Я стираю лак и иду в лес. Это моя земля. Мои холмы. Никто не отыщет здесь того, что спрятано, если я этого не захочу.
«Куриный бог» ложится в землю; он продырявлен морем, выеден насквозь злой волной. Кто проходит над ним, проваливается в яму и ползает лабиринтом барсучьих нор.
Перья глухаря воткнуты в траву. Их зеленое шуршание сбивает с пути, а череп с клювом, точно компас, указывает в одном направлении — прочь отсюда, туда, откуда пришел.

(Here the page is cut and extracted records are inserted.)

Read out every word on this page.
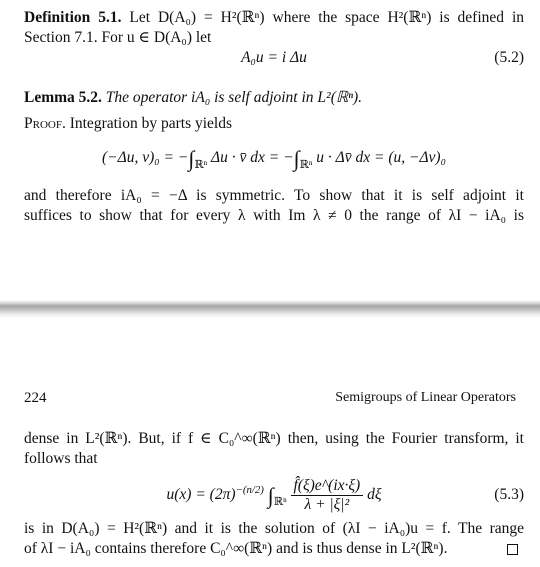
Definition 5.1. Let D(A₀) = H²(ℝⁿ) where the space H²(ℝⁿ) is defined in
Section 7.1. For u ∈ D(A₀) let
A₀u = i Δu	(5.2)
Lemma 5.2. The operator iA₀ is self adjoint in L²(ℝⁿ).
Proof. Integration by parts yields
(−Δu, $v)_0 = -\int_{ℝ^n}$ Δu · v̄ dx = $-\int_{ℝ^n}$ u · Δv̄ dx = (u, −Δv)₀
and therefore iA₀ = −Δ is symmetric. To show that it is self adjoint it
suffices to show that for every λ with Im λ ≠ 0 the range of λI − iA₀ is
224	Semigroups of Linear Operators
dense in L²(ℝⁿ). But, if f ∈ C₀^∞(ℝⁿ) then, using the Fourier transform, it
follows that
$u(x) = (2\pi)^{-(n/2)}$ $\int_{ℝ^n} \frac{f̂(\xi)e\^{}(ix\cdot\xi)}{\text{λ + |ξ|²}}$ dξ	(5.3)
is in D(A₀) = H²(ℝⁿ) and it is the solution of (λI − iA₀)u = f. The range
of λI − iA₀ contains therefore C₀^∞(ℝⁿ) and is thus dense in L²(ℝⁿ).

Больше всего сил я вкладываю в нимфу. Она мало похожа на богиню лесов, но ее облик не важен. Нимфа рождается в моей мастерской; в голове ее, внутри глиняного черепа, спрятан клок кошачьей шерсти — кошкам ведомы все пути; в брюхе — сонная петля, сплетенная из стеблей дурмана и шалфея. Закончив, я накалываю палец иглой и обмазываю кровью ее живот. Ни одно божество не может обрести власть без крови.
Я оставляю свои дары лесу там, где из земли сочится вверх особый ток. Возле них зеленее трава, и цветы пахнут острее и слаще, но люди неосознанно стремятся уйти из этих мест, а звери и вовсе не подходят близко. В лесу любой зверь умнее человека.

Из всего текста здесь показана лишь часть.